Under the auspices of the World Peace Prayer, held for the first time in Germany, representatives from the world's religions have been discussing political and religious issues under the theme "War and Peace: Faiths and Cultures in Dialogue" in Aachen since Sunday. Identity and values in Europe's future was the topic of one discussion at the annual ecumenical event that's been organized by the Rome-based organization Community of Sant'Egidio since 1987.
"We have long moved about in a eurocentric world view, where we observed the rest of the world from [our position here] in Europe," Rev. Konrad Raiser, general-secretary of the World Council of Churches (WWC), said. "In the meantime we must recognize that Europe is only one of the world's large regions, that the times are past in which Europe could practice cultural, political and scientific hegemony. Europe must redefine itself and its identity today in exchange with the other regions, in particular with Africa, the Middle East and North America."

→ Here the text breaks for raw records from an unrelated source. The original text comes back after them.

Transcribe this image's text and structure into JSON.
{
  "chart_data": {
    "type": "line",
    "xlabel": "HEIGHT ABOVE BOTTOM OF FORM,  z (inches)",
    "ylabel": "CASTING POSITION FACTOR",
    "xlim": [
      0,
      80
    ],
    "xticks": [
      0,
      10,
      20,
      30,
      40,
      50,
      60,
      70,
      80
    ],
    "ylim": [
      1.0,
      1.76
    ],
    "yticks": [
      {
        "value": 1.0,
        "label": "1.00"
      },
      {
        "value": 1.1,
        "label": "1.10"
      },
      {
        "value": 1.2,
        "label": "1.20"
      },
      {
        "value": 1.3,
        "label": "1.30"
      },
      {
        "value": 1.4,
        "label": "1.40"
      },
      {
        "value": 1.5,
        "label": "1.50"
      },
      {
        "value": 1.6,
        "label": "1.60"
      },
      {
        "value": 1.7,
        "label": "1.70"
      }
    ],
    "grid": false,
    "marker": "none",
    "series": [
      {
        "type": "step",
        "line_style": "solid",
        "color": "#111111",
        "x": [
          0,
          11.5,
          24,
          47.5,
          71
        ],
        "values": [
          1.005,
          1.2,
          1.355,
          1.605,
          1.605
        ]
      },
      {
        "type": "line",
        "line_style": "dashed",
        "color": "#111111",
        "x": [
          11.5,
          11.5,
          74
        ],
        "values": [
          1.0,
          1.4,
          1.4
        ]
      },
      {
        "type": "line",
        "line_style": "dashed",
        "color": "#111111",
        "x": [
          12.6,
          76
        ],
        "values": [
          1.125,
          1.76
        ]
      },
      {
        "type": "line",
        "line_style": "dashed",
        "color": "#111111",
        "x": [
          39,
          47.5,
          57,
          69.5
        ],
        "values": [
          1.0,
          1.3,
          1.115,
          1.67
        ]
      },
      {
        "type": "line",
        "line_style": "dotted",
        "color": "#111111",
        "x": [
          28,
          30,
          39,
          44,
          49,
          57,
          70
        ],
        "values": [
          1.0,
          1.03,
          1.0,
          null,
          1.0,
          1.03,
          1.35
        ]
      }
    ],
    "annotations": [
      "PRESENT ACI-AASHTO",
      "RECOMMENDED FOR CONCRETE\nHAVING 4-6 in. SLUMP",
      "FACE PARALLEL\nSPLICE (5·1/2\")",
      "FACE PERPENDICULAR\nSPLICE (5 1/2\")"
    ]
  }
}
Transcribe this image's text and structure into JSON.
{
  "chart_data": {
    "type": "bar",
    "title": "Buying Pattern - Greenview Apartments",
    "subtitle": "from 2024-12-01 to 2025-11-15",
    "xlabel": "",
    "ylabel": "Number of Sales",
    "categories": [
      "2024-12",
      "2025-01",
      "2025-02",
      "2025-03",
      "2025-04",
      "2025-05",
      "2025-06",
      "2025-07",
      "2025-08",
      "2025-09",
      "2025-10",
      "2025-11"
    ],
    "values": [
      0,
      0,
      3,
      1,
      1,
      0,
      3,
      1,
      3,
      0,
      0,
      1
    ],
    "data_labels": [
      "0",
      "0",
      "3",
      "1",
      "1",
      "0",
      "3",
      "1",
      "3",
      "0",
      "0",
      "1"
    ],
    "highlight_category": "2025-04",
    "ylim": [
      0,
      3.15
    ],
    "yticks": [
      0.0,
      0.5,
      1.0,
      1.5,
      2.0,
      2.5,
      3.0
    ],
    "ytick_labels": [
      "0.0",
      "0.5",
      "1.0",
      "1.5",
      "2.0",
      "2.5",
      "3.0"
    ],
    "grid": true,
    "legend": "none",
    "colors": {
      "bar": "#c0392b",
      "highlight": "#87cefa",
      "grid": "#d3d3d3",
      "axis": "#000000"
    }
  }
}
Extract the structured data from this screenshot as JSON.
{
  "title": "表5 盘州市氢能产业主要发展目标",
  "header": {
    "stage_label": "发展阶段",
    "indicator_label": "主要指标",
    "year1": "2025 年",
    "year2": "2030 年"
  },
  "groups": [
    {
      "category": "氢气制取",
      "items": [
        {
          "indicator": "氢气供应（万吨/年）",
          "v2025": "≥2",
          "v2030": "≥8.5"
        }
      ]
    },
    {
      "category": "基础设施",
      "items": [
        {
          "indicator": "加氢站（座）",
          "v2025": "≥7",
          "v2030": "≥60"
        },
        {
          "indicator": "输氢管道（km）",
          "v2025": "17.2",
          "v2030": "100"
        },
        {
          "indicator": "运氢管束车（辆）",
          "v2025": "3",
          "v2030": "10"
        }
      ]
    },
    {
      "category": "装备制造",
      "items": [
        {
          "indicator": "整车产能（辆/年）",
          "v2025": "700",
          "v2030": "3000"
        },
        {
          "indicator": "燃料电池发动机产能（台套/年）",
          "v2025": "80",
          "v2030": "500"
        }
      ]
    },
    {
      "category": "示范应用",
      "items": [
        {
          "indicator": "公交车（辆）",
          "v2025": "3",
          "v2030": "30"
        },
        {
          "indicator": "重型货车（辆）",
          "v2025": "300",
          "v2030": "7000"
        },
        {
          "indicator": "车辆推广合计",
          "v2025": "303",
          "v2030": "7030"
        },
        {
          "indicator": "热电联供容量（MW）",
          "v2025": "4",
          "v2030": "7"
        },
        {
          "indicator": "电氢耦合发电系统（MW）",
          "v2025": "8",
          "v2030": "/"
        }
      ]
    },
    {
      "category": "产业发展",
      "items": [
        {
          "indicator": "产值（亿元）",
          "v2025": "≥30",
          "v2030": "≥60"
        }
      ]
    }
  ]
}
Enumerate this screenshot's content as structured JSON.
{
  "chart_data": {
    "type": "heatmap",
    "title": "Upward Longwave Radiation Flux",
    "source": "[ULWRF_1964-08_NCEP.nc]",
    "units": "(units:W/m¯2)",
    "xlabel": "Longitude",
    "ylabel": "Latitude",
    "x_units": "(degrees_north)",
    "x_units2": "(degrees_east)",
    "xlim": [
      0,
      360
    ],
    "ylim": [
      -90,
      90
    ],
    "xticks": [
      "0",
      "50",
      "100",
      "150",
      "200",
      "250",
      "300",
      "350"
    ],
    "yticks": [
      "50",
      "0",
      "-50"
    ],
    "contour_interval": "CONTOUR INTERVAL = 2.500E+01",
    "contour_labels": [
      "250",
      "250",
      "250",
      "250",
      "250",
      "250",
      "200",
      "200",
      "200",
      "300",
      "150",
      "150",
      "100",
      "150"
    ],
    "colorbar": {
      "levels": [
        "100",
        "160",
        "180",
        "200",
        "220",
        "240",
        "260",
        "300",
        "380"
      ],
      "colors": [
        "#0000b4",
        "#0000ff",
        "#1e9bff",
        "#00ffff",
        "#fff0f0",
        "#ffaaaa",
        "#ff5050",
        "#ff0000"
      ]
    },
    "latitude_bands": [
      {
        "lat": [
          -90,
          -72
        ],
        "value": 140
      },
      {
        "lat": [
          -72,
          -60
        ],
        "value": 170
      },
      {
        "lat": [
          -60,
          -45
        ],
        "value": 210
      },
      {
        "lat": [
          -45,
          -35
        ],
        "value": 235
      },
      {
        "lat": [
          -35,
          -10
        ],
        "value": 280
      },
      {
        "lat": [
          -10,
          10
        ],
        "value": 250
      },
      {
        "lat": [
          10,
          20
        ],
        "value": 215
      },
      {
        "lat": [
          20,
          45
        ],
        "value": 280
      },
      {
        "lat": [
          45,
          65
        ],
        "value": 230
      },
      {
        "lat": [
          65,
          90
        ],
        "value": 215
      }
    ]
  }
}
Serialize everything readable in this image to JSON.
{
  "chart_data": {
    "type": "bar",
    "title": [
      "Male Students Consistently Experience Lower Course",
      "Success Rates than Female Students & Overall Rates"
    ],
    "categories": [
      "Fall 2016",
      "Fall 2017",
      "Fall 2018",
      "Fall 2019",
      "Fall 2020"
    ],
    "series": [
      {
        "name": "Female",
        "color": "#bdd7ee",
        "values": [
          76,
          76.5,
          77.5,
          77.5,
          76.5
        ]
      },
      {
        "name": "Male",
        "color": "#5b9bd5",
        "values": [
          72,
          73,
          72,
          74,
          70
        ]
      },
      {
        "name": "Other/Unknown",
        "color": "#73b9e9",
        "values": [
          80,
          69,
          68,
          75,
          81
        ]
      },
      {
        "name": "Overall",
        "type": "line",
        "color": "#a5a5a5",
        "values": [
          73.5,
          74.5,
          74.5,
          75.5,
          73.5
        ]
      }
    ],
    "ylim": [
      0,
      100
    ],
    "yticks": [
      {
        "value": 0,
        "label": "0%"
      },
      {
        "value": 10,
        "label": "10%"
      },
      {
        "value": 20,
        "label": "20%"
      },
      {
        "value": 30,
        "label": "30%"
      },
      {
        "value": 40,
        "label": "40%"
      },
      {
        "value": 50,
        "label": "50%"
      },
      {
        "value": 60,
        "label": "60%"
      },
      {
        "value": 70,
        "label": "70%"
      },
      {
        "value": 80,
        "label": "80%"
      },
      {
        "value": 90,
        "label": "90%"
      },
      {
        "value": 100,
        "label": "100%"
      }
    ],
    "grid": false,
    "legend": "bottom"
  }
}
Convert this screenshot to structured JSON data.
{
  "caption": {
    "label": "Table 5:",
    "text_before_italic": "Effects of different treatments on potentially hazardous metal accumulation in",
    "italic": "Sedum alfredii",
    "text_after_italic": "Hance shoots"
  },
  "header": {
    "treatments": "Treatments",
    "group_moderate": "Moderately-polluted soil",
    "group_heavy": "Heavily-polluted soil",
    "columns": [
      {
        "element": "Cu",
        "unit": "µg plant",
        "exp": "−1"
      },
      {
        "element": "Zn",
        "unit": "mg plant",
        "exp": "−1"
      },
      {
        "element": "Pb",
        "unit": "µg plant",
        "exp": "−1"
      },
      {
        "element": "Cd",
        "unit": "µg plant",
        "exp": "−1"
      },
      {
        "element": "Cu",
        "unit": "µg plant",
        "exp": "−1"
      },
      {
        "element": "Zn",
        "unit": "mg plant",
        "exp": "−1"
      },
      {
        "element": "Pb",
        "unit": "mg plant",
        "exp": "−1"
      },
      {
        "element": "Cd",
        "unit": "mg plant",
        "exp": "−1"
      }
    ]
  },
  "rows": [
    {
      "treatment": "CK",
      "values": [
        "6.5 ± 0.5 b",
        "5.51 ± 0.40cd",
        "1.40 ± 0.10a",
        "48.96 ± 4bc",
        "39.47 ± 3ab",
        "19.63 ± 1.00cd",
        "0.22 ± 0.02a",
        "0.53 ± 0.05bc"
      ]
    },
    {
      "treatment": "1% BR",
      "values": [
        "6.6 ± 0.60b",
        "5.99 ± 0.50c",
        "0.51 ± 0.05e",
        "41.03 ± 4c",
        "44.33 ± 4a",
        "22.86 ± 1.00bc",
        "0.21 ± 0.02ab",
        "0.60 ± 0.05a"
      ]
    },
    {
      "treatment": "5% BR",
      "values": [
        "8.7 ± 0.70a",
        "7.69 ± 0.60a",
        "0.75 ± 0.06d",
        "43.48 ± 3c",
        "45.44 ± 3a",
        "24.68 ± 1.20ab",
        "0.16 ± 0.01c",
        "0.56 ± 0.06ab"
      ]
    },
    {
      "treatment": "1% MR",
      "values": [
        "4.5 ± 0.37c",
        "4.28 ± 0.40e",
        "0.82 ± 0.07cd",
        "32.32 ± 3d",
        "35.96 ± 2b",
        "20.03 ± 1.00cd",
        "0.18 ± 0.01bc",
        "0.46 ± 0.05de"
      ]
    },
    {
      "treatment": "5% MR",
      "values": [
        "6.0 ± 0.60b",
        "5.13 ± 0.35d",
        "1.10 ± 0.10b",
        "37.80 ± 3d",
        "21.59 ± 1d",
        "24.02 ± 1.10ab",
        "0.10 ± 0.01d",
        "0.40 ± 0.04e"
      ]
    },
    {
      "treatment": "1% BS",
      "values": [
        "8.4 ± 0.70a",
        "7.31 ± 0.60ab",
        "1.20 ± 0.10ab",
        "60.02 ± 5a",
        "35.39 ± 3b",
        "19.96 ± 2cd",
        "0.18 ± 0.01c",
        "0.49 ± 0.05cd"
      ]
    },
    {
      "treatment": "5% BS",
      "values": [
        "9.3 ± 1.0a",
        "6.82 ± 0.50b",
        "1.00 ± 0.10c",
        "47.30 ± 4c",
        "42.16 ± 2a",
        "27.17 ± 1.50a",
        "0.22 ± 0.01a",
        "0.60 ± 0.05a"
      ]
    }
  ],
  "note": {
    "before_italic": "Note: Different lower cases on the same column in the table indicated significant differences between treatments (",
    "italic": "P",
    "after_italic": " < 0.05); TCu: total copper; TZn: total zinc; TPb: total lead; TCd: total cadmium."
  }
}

Europe: a work-in-progress
The continent's cultural and religious diversity has made the notion of Europe as the Christian occident an irreversible thing of the past. For the moment Europe is a sort of work-in-progress while the leaders search for ways to ensure peaceful coexistence.
"To reflect the social realities of its people, [the EU] must be institutionally separate from the religious communities," Hungarian Archbishop Peter Erdö explained in Aachen. "But in many questions of moral values it can refer to these communities, work together with them or bear in mind the societal effect of their conscience-building activities."
But the difficult question -- apparent in the debates over the constitution -- has been how. Conservative Christians like Cologne's Catholic cardinal, Joachim Meisner, have said the humanistic values that have shaped Europe are actually typical Christian values and that the EU constitution must make mention of God.
The Russian Orthodox Church, personified in Aachen by Metropolitan Kirill of the Moscow Patriarchy, insisted there was a dramatic contrast between the West's liberalism and the religious culture of Orthodox Eastern Europe. But the difference is artificial since liberal humanism and being rooted in religious belief are not mutually exclusive ideas.
WWC chief Raiser represented a more moderate position. He said he could accept the current EU constitution draft even without reference to God: "I think one can live with it, since a general, generic reference to God is too little for those who really believe in God and for the radical proponents of the separation of church and state it's a big problem. I believe the recognition that religious tradition is essential to European identity is a decisive step [as is] the recognition of the independent role of religious communities in the constitution."
There's still time to take account of the clerics opinions, though there's no indication that will lead to changes in the draft. The text won't be finalized until after an intergovernmental conference convenes in October with officials from each of the current 15 EU member states and the 10 accession countries. Then it must be ratified by each country.